Experts in addiction, criminal justice and rehabilitation propose a number of measures to alleviate the situation. First, there should be an end to mandatory imprisonment for minor drug offences. Those convicted of such crimes should be given compulsory rehabilitation or community service orders, so they have a chance of returning to society without a stint in jail blemishing their record.
People caught with small amounts of drugs should be treated as addicts, not dealers, and given lighter sentences. The real dealers and smugglers should be punished the most severely.
Prison conditions should be improved and inmates given access to training and education. It’s been proven that more humane prison conditions create significantly lower rates of re-offenders, and they also do a better job of developing well-behaved, functioning citizens who go on to prosper and contribute to society upon release.
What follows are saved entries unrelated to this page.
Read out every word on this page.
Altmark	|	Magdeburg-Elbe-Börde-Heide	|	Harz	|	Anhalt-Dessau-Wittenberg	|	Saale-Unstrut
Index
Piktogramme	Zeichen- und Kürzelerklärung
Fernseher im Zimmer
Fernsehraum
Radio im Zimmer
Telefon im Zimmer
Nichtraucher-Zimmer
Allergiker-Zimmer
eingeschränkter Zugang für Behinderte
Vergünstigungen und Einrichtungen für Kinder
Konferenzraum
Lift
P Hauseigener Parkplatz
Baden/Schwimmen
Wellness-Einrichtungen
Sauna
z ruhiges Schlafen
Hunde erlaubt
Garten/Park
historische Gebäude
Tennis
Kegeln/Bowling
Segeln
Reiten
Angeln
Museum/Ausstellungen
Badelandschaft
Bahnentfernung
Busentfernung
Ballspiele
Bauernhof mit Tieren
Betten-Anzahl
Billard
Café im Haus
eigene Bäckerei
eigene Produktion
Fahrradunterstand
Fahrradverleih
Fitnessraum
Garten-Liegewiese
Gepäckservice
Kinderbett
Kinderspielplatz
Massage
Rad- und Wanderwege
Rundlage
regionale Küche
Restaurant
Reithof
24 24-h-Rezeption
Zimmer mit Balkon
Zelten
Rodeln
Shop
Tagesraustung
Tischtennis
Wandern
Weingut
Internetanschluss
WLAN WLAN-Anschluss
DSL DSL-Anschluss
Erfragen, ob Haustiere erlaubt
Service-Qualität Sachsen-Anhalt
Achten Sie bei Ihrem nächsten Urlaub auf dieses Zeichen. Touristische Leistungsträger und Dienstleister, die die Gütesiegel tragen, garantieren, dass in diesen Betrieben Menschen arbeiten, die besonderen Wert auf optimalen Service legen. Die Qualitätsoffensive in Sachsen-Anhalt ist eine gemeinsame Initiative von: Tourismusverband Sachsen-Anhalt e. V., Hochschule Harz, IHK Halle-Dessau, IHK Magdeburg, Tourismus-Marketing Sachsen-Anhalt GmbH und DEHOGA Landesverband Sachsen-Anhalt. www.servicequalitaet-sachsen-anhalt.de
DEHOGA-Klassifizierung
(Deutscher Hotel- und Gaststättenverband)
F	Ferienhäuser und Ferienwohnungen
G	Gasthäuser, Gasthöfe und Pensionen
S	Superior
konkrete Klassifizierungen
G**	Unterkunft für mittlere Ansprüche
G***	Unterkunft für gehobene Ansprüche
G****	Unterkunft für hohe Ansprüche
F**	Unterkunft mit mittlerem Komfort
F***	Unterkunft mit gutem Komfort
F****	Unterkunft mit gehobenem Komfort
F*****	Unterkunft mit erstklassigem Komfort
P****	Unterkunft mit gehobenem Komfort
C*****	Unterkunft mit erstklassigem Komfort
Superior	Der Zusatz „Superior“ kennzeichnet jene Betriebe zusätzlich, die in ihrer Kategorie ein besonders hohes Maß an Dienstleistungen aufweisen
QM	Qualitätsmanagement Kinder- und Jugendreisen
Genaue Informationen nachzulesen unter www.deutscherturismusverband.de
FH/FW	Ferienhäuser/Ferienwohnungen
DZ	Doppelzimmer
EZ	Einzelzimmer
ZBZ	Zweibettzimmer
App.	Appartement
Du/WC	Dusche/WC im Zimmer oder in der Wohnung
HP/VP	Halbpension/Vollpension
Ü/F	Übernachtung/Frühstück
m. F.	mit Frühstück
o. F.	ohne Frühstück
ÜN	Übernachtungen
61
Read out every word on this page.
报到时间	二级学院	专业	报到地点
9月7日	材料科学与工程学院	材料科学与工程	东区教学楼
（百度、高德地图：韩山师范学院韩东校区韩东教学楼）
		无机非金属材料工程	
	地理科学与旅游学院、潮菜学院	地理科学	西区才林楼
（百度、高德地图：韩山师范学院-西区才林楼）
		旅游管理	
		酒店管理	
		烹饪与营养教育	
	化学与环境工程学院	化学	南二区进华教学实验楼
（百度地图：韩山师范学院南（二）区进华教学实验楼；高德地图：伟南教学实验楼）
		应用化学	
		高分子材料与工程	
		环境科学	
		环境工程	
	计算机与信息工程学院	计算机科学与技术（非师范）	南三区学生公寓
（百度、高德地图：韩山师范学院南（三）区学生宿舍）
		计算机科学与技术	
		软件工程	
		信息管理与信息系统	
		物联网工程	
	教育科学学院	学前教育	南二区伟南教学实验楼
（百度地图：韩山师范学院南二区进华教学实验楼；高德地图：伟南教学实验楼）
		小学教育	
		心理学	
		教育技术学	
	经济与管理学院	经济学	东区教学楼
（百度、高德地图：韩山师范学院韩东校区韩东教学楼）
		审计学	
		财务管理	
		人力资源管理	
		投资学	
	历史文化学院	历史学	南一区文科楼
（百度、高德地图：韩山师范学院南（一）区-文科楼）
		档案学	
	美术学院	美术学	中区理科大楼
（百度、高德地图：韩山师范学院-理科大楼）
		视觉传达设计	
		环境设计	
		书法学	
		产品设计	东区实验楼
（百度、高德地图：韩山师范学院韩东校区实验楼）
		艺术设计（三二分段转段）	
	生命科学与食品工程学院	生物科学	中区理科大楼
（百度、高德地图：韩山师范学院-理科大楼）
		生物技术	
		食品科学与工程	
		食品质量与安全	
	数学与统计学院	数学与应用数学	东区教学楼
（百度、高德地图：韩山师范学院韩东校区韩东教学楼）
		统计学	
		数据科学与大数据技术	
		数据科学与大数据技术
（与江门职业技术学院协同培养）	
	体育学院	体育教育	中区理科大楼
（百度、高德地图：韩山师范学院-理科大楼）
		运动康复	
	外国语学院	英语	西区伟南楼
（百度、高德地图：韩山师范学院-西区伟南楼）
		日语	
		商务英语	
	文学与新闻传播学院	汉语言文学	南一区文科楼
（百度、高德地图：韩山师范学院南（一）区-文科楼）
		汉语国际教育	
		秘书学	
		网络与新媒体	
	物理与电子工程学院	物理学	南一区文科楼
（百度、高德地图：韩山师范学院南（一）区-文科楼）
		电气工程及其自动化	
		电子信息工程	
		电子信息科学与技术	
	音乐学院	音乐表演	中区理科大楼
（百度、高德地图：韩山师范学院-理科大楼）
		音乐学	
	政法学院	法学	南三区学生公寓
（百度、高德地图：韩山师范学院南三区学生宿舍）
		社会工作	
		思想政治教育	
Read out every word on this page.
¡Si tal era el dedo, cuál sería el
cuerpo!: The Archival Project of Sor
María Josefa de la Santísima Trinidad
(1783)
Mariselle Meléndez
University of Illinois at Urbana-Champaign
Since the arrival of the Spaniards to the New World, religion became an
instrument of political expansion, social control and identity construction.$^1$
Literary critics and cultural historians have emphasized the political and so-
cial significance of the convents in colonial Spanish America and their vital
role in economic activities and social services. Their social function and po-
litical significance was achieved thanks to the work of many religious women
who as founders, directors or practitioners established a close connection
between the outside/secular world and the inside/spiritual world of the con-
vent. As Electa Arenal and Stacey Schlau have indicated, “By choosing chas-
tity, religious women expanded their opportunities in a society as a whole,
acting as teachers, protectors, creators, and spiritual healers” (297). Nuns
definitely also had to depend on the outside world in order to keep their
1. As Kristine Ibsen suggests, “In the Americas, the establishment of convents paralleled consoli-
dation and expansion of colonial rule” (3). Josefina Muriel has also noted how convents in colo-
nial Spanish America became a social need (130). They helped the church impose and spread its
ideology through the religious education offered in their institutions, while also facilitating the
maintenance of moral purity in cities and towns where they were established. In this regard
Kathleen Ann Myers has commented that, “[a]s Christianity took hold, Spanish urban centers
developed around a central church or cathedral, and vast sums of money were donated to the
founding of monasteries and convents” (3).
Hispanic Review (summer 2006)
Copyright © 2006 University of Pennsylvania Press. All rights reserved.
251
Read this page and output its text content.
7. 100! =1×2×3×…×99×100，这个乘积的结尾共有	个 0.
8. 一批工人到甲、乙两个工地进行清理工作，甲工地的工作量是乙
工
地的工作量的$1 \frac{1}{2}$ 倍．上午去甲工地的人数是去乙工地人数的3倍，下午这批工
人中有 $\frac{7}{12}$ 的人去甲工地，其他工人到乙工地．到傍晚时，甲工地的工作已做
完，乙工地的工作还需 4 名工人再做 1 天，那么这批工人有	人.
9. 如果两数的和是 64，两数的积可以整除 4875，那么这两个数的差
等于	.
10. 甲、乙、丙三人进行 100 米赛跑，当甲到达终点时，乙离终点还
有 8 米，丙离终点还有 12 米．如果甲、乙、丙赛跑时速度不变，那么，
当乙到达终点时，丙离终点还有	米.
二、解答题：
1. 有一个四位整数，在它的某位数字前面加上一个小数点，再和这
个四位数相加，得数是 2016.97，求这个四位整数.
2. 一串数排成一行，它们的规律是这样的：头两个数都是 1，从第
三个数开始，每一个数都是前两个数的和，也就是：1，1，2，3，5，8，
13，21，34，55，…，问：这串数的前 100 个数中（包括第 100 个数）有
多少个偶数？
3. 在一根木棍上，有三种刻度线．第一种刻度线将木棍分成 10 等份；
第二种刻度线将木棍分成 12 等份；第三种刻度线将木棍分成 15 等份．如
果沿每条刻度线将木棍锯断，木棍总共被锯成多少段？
For every famous Yuyee, there are thousands of impoverished people being lured or forced into criminal activities by ruthless drug traffickers who make huge profits and, for the most part, are allowed to remain free, if not prosper, in society. The poor are the people populating Thailand’s jails, yet they are the ones who don’t receive the media attention and international outrage that individual foreigners and high profile Thais like Yuyee do. These are the people that Thai society should be protecting, not persecuting and subjecting to a failed, unproductive life in and after prison.